La sacudida que revela la fractura del individualismo moderno

El 24 de junio, un sismo estremeció Caracas y La Guaira. Pero la reacción no fue el esperado caos individualista sino todo lo contrario: quienes estaban juntos buscaron unirse aún más. En medio del peligro, emergió la necesidad inmediata de aferrarse al otro, con abrazos y palabras de agradecimiento que desafían el supuesto egoísmo social contemporáneo.

Rompiendo el mito de la vivienda «moderna»

La vivienda actual está diseñada bajo un marco colonial e individualista que privilegia el aislamiento y la propiedad privada. Sin embargo, cuando el suelo se mueve, esa estructura se quiebra y las casas se vuelven amenazas.

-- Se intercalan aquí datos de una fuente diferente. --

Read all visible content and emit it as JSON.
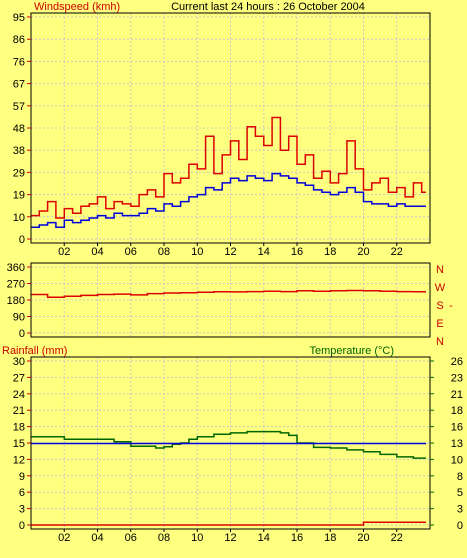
{
  "colors": {
    "background": "#ffff80",
    "panel_bg": "#ffff80",
    "frame": "#000000",
    "grid": "#c8c8c8",
    "red": "#dd0000",
    "blue": "#0000dd",
    "green": "#006600",
    "tick_green": "#006600",
    "tick_red": "#cc0000"
  },
  "chart_data": [
    {
      "type": "line",
      "title": "Current last 24 hours : 26 October 2004",
      "ylabel": "Windspeed (kmh)",
      "ylim": [
        0,
        95
      ],
      "y_ticks": [
        "0",
        "10",
        "19",
        "29",
        "38",
        "48",
        "57",
        "67",
        "76",
        "86",
        "95"
      ],
      "xlim": [
        0,
        24
      ],
      "x_ticks": [
        "02",
        "04",
        "06",
        "08",
        "10",
        "12",
        "14",
        "16",
        "18",
        "20",
        "22"
      ],
      "grid": true,
      "series": [
        {
          "color": "#dd0000",
          "x": [
            0,
            0.5,
            1,
            1.5,
            2,
            2.5,
            3,
            3.5,
            4,
            4.5,
            5,
            5.5,
            6,
            6.5,
            7,
            7.5,
            8,
            8.5,
            9,
            9.5,
            10,
            10.5,
            11,
            11.5,
            12,
            12.5,
            13,
            13.5,
            14,
            14.5,
            15,
            15.5,
            16,
            16.5,
            17,
            17.5,
            18,
            18.5,
            19,
            19.5,
            20,
            20.5,
            21,
            21.5,
            22,
            22.5,
            23,
            23.5
          ],
          "values": [
            10,
            12,
            16,
            9,
            13,
            11,
            14,
            15,
            18,
            13,
            16,
            15,
            14,
            19,
            21,
            18,
            28,
            24,
            26,
            32,
            30,
            44,
            28,
            36,
            42,
            34,
            48,
            44,
            40,
            52,
            38,
            44,
            32,
            36,
            26,
            29,
            24,
            28,
            42,
            30,
            21,
            24,
            26,
            20,
            22,
            18,
            24,
            20
          ]
        },
        {
          "color": "#0000dd",
          "x": [
            0,
            0.5,
            1,
            1.5,
            2,
            2.5,
            3,
            3.5,
            4,
            4.5,
            5,
            5.5,
            6,
            6.5,
            7,
            7.5,
            8,
            8.5,
            9,
            9.5,
            10,
            10.5,
            11,
            11.5,
            12,
            12.5,
            13,
            13.5,
            14,
            14.5,
            15,
            15.5,
            16,
            16.5,
            17,
            17.5,
            18,
            18.5,
            19,
            19.5,
            20,
            20.5,
            21,
            21.5,
            22,
            22.5,
            23,
            23.5
          ],
          "values": [
            5,
            6,
            7,
            5,
            8,
            7,
            8,
            9,
            10,
            9,
            11,
            10,
            10,
            11,
            13,
            12,
            15,
            14,
            16,
            18,
            19,
            22,
            21,
            24,
            26,
            25,
            27,
            26,
            25,
            28,
            27,
            26,
            24,
            23,
            21,
            20,
            19,
            20,
            22,
            20,
            16,
            15,
            15,
            14,
            15,
            14,
            14,
            14
          ]
        }
      ]
    },
    {
      "type": "line",
      "ylim": [
        0,
        360
      ],
      "y_ticks": [
        "0",
        "90",
        "180",
        "270",
        "360"
      ],
      "right_labels": [
        "N",
        "W",
        "S",
        "E",
        "N"
      ],
      "xlim": [
        0,
        24
      ],
      "grid": true,
      "series": [
        {
          "color": "#dd0000",
          "x": [
            0,
            1,
            2,
            3,
            4,
            5,
            6,
            7,
            8,
            9,
            10,
            11,
            12,
            13,
            14,
            15,
            16,
            17,
            18,
            19,
            20,
            21,
            22,
            23,
            23.5
          ],
          "values": [
            210,
            195,
            200,
            205,
            210,
            212,
            208,
            215,
            218,
            220,
            222,
            225,
            224,
            226,
            228,
            226,
            230,
            228,
            230,
            232,
            230,
            228,
            226,
            225,
            225
          ]
        }
      ]
    },
    {
      "type": "line",
      "ylabel": "Rainfall (mm)",
      "y2label": "Temperature (°C)",
      "ylim": [
        0,
        30
      ],
      "y_ticks": [
        "0",
        "3",
        "6",
        "9",
        "12",
        "15",
        "18",
        "21",
        "24",
        "27",
        "30"
      ],
      "y2lim": [
        0,
        26
      ],
      "y2_ticks": [
        "0",
        "3",
        "5",
        "8",
        "10",
        "13",
        "16",
        "18",
        "21",
        "23",
        "26"
      ],
      "xlim": [
        0,
        24
      ],
      "x_ticks": [
        "02",
        "04",
        "06",
        "08",
        "10",
        "12",
        "14",
        "16",
        "18",
        "20",
        "22"
      ],
      "grid": true,
      "series": [
        {
          "color": "#006600",
          "axis": "right",
          "x": [
            0,
            1,
            2,
            3,
            4,
            5,
            6,
            7,
            7.5,
            8,
            8.5,
            9,
            9.5,
            10,
            11,
            12,
            13,
            14,
            15,
            15.5,
            16,
            17,
            18,
            19,
            20,
            21,
            22,
            23,
            23.5
          ],
          "values": [
            14.0,
            14.0,
            13.6,
            13.6,
            13.6,
            13.2,
            12.5,
            12.5,
            12.2,
            12.4,
            12.8,
            13.0,
            13.6,
            14.0,
            14.4,
            14.6,
            14.8,
            14.8,
            14.6,
            14.2,
            13.0,
            12.3,
            12.2,
            11.9,
            11.6,
            11.2,
            10.8,
            10.6,
            10.6
          ]
        },
        {
          "color": "#0000dd",
          "axis": "left",
          "x": [
            0,
            23.5
          ],
          "values": [
            14.9,
            14.9
          ]
        },
        {
          "color": "#dd0000",
          "axis": "left",
          "x": [
            0,
            19.8,
            20,
            23.5
          ],
          "values": [
            0,
            0,
            0.5,
            0.5
          ]
        }
      ]
    }
  ]
}
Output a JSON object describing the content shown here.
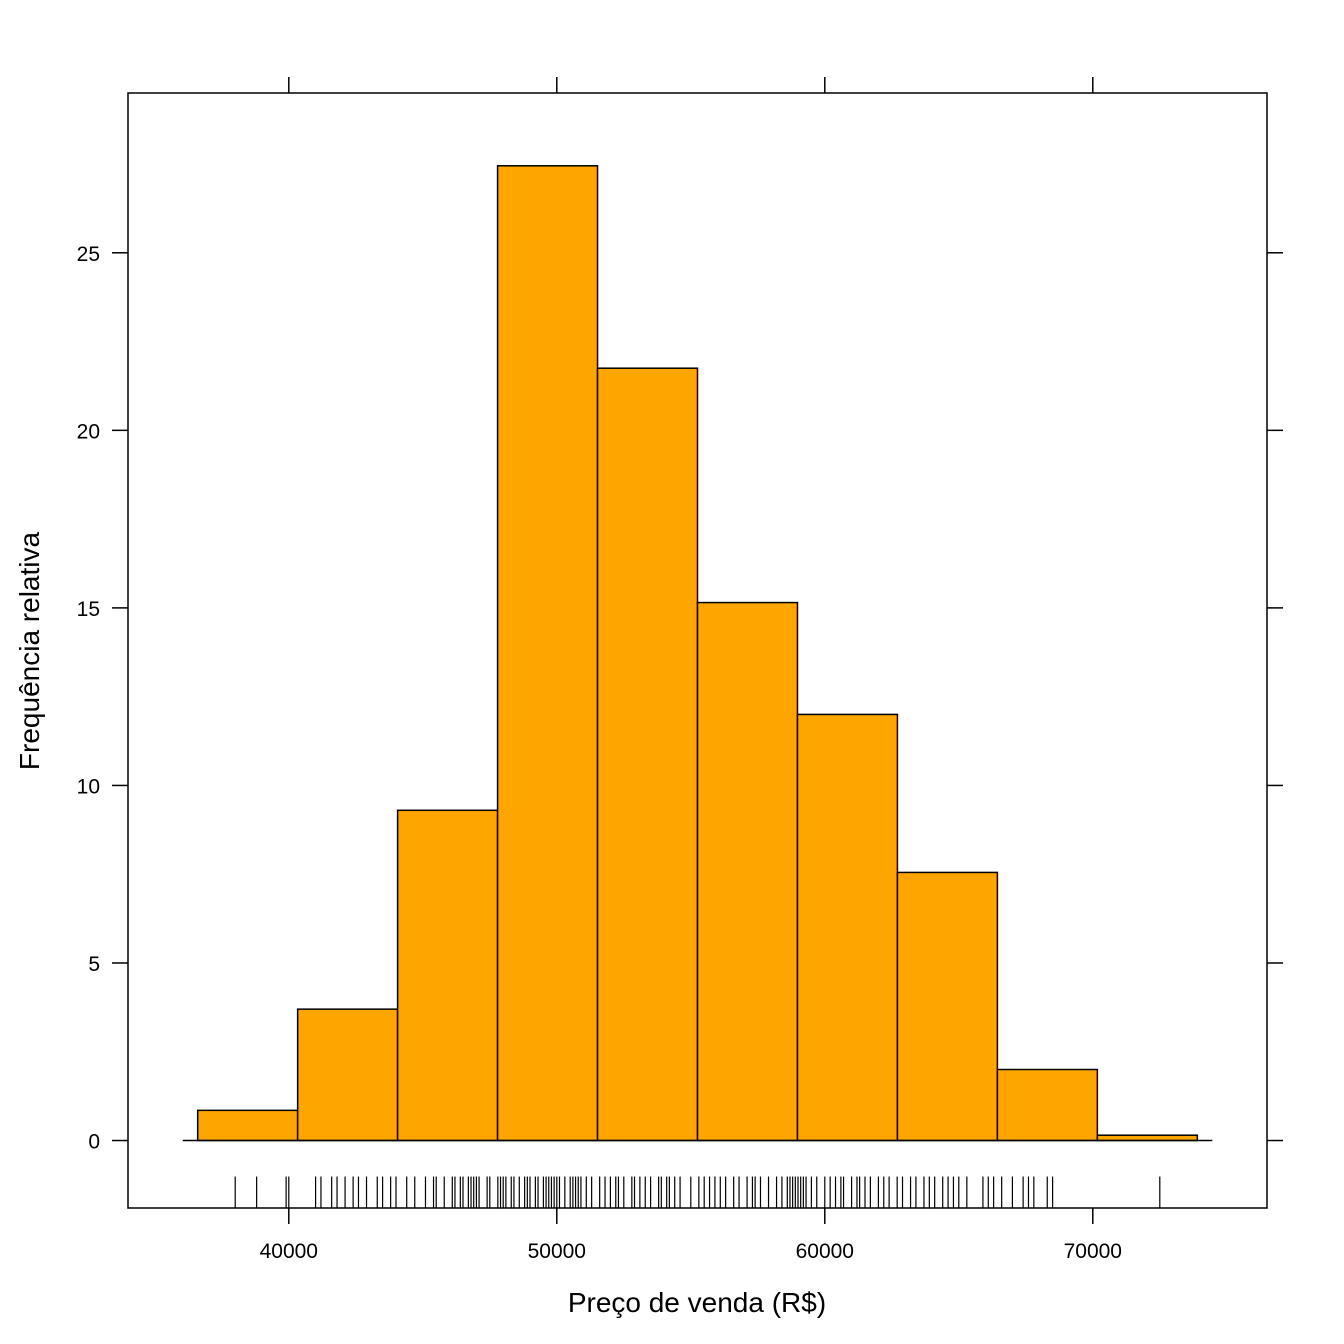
{
  "chart_data": {
    "type": "histogram",
    "title": "",
    "xlabel": "Preço de venda (R$)",
    "ylabel": "Frequência relativa",
    "xlim": [
      34000,
      76500
    ],
    "ylim": [
      -1.9,
      29.5
    ],
    "x_ticks": [
      40000,
      50000,
      60000,
      70000
    ],
    "x_tick_labels": [
      "40000",
      "50000",
      "60000",
      "70000"
    ],
    "y_ticks": [
      0,
      5,
      10,
      15,
      20,
      25
    ],
    "y_tick_labels": [
      "0",
      "5",
      "10",
      "15",
      "20",
      "25"
    ],
    "bin_edges": [
      36600,
      40330,
      44060,
      47790,
      51520,
      55250,
      58980,
      62710,
      66440,
      70170,
      73900
    ],
    "values": [
      0.85,
      3.7,
      9.3,
      27.45,
      21.75,
      15.15,
      12.0,
      7.55,
      2.0,
      0.15
    ],
    "bar_color": "#FFA500",
    "grid": false,
    "legend": "none",
    "rug": [
      38000,
      38800,
      39900,
      40000,
      41000,
      41200,
      41600,
      41800,
      42100,
      42400,
      42600,
      42900,
      43300,
      43500,
      43800,
      44000,
      44400,
      44700,
      45100,
      45400,
      45500,
      45800,
      46100,
      46200,
      46400,
      46500,
      46700,
      46800,
      46900,
      47000,
      47100,
      47400,
      47500,
      47800,
      47900,
      48000,
      48100,
      48300,
      48400,
      48600,
      48800,
      48900,
      49000,
      49200,
      49300,
      49500,
      49600,
      49700,
      49800,
      49900,
      50000,
      50100,
      50300,
      50500,
      50600,
      50700,
      50800,
      50900,
      51100,
      51300,
      51600,
      51800,
      52000,
      52200,
      52300,
      52500,
      52800,
      52900,
      53100,
      53300,
      53500,
      53800,
      53900,
      54100,
      54200,
      54400,
      54600,
      55000,
      55300,
      55500,
      55700,
      55900,
      56100,
      56300,
      56600,
      56800,
      57100,
      57300,
      57400,
      57600,
      57900,
      58200,
      58400,
      58600,
      58700,
      58800,
      58900,
      59000,
      59100,
      59200,
      59300,
      59500,
      59700,
      60000,
      60200,
      60400,
      60600,
      60700,
      61000,
      61200,
      61300,
      61500,
      61700,
      62000,
      62200,
      62400,
      62700,
      62900,
      63200,
      63400,
      63700,
      63900,
      64100,
      64400,
      64600,
      64800,
      65000,
      65300,
      65900,
      66100,
      66300,
      66600,
      67000,
      67400,
      67600,
      67800,
      68300,
      68500,
      72500
    ]
  }
}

Lo que emerge entonces no es el pánico previsto por los modelos europeos, sino una memoria ancestral que reactiva la comunidad y el parentesco extendido, base histórica de nuestra resiliencia en los territorios andinos y caribeños.

Una resistencia histórica que desafía la «modernidad»

Este instinto colectivo no es nuevo. Cinco siglos atrás, comunidades indígenas y afrodescendientes resistían frente a la fragmentación impuesta por la colonia. Esa memoria vive en prácticas cotidianas que reaparecen cuando la vida está en peligro. El saludo, el abrazo o la ayuda mutua son respuestas físicas que desarticulan el individualismo colonial y recuerdan que nadie sobrevive solo.

Lo que este sismo realmente expone

Frente a la fractura del suelo y la infraestructura, la verdadera defensa social no está en conteos fríos de daños ni en protocolos planificados. Surge una defensa primal y radical: el cuerpo colectivo que se ensancha para aguantar el golpe. La confianza y solidaridad que afloran evidencian que el verdadero soporte de la vida no es el cemento ni los muros, sino la red humana y más-que-humana que decidimos construir y no abandonar.